Un article de Jean Le Duff

Enclume

 

La photo est reprise du site de  MARCEL GUIGUET & Cie CONSTRUCTEURS A CORBELIN (Isère)

Je veux évoquer ici la très intéressante présentation, par Mme Josépha Dirringer, de la philisophie qui sous-tend les ordonnances annoncées de dévoiement du Code du travail. Dès la fin du 19 ème siècle, consciente du rapport de domination qui soumettait le salarié à son employeur, la IIIème République, bourgeoise par essence accepta que la loi vienne protéger l'ouvrier du pouvoir discrétionnaire de l'employeur. Jamais la bourgeoisie capitaliste n'a été aussi forte qu'aujourd'hui du fait des grandes masses de capitaux qu'elle possède.

Pourtant c'est dans ce contexte qu'elle s'efforce de soumettre le code du travail à la loi du marché.
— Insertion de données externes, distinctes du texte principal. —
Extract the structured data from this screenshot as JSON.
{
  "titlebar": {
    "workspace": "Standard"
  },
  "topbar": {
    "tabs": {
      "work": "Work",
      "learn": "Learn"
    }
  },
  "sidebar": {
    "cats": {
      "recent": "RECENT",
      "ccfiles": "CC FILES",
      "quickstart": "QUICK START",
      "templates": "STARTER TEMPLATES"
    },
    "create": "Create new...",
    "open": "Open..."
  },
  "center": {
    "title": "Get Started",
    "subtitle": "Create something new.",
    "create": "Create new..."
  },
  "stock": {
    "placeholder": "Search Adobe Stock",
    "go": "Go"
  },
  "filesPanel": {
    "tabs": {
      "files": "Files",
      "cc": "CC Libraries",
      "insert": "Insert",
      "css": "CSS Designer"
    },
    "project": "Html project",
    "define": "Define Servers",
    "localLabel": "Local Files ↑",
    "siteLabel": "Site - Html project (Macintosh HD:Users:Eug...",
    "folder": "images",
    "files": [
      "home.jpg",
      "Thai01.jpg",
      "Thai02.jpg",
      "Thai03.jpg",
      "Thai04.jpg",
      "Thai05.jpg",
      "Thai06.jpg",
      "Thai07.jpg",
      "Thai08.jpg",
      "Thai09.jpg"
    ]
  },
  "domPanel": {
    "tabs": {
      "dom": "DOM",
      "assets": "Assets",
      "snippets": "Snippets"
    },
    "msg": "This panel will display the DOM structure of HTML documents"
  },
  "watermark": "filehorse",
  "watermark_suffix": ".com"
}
Au nom du principe de la "concurrence libre et non faussée" on aurait pu penser que la bourgeoisie capitaliste accepte que tous les saslariés soient traités de la même manière. Il n'en est rien. Autant à l'époque du capitalisme naissant, le penseut qui promut parmi les tous premiers le capitalisme, Adam Smith, fondait le travail comme source de l'enrichissement, autant le capitalisme d'aujourd'hui tend à nier le travail, comme facteur fondammental de l'enrichissement général, pour ne le considérer au travrs du prisme déformant de la "gestion". Le travail n'est plus considéré aujourd'hui que comme un coût. Les capitaliste ont le nez dans le guidon de leur enrichissement personnel. C'est leur profits personnels qui est leur boussole. Il navigue dans une société qu'il traitent avec désinvolture parce que l'humanité, au fond, ils s'en foutent.
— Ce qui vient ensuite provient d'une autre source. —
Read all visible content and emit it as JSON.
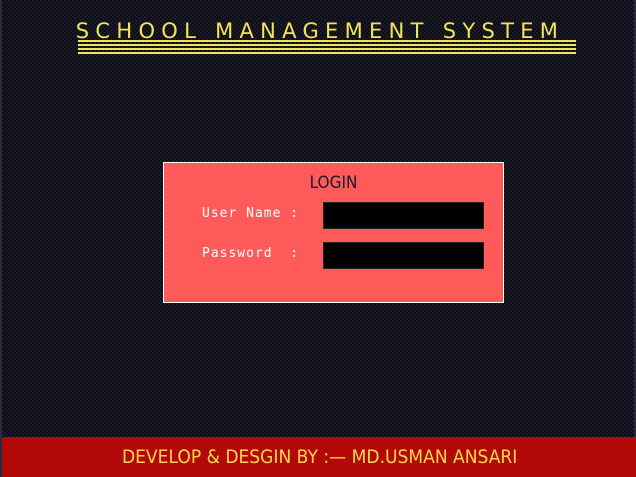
{
  "app": {
    "title": "SCHOOL MANAGEMENT SYSTEM",
    "underline": "================================================"
  },
  "login": {
    "heading": "LOGIN",
    "username_label": "User Name :",
    "username_value": "",
    "password_label": "Password  :",
    "password_value": ""
  },
  "footer": {
    "credit": "DEVELOP & DESGIN BY :— MD.USMAN ANSARI"
  },
  "colors": {
    "title": "#f2e45a",
    "login_panel": "#ff5a5a",
    "input_bg": "#000000",
    "footer_bg": "#b20808",
    "footer_text": "#ffd84a"
  }
}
La vision actuelle dominante dont le porte-parole est le MEDEF, cornak de l'éléphant étatique de notre pays administré par les supplétifs du capitalisme que sont les Énarques et leurs cousins Administrateurs des "Grandes Affaires", la vision actuelle dominante donc vise à soumettre la travail au principe fondamental qui fonde notre société c'est l'inflation du capital qui est le fondement indiscutable et incontournable de la société qu'ils veulent maintenir même si c'est au détriments des êtres humains. Il ne s'agit donc plus de protéger les plus faibles, les plus fragiles, mais de faire en sorte qu'ils ne puissent protester si au nom du développement du capital, l'employeur estime qu'il faut les saigner un peu plus. Pour cela il faut mettre les salariés en concurrence, limiter leurs possibilités de s'organiser et de faire appel au juge quand ils ont un différent avec leur employeur. L'employeur "landa" animé par la volonté de presser le citron salarié et de le jeter quand il ne donnera plus de jus, pourra, par le biais de principes juridiques évoqués pour le décorum mais objectivement inapplicables, l'employeur "landa" donc pourra s'asseoir su la loi.
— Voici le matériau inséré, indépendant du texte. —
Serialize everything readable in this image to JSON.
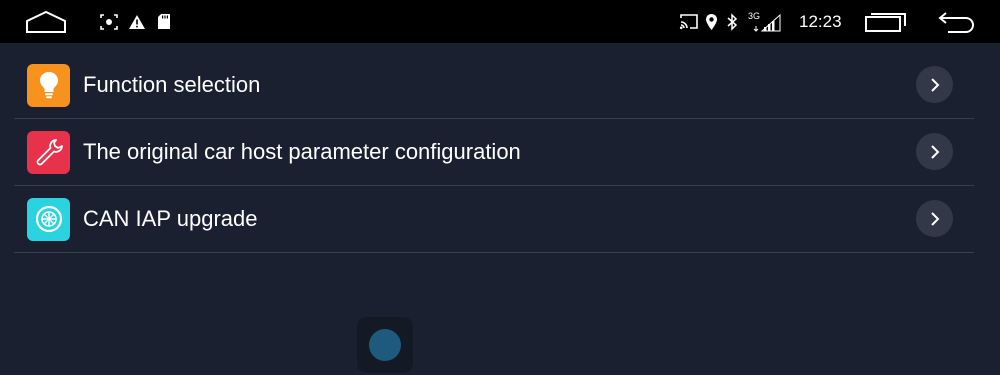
{
  "status_bar": {
    "time": "12:23",
    "network": "3G",
    "icons": [
      "home-icon",
      "screenshot-icon",
      "warning-icon",
      "sd-card-icon",
      "cast-icon",
      "location-icon",
      "bluetooth-icon",
      "signal-icon",
      "recent-apps-icon",
      "back-icon"
    ]
  },
  "menu": {
    "items": [
      {
        "label": "Function selection",
        "icon": "lightbulb-icon",
        "icon_color": "#f7921e"
      },
      {
        "label": "The original car host parameter configuration",
        "icon": "wrench-icon",
        "icon_color": "#e8314a"
      },
      {
        "label": "CAN IAP upgrade",
        "icon": "wheel-icon",
        "icon_color": "#2bd3e0"
      }
    ]
  },
  "colors": {
    "background": "#1b2030",
    "status_bar": "#000000",
    "divider": "#3a3f4c",
    "chevron_bg": "#323848"
  }
}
Josépha Dirringer est maitre de conférence en droit du travail à l'université de Rennes-1. Elle fait aussi partie du groupe des spécialistes en droit du travail qui depuis 2016 ont travaillé à recomposer le code du travail pour le rendre plus accessible et plus cohérent. Voici ce qu' a publié "Le Monde" le 07/06/2017 à propos de l'anboutissement des réflexions de ce Groupe de Recherche Pour un Autre Code du Travail  (GR-PACT) qui est composé de 22 universitaires spécialistes en Droit du Travail :

"Cette proposition est quatre fois plus courte que l’actuelle partie législative du code. Elle permettrait d’améliorer l’accès au droit pour les petites et moyennes entreprises et de mettre en place un socle de protection clair, stable, prévisible et applicable à tous pour égaliser les conditions de la concurrence. Si le gouvernement ne va pas dans cette direction, c’est que ses objectifs ne sont pas ceux-ci. Il ne s’agit pas de simplifier mais de fragiliser, en étendant « le champ de la négociation collective ».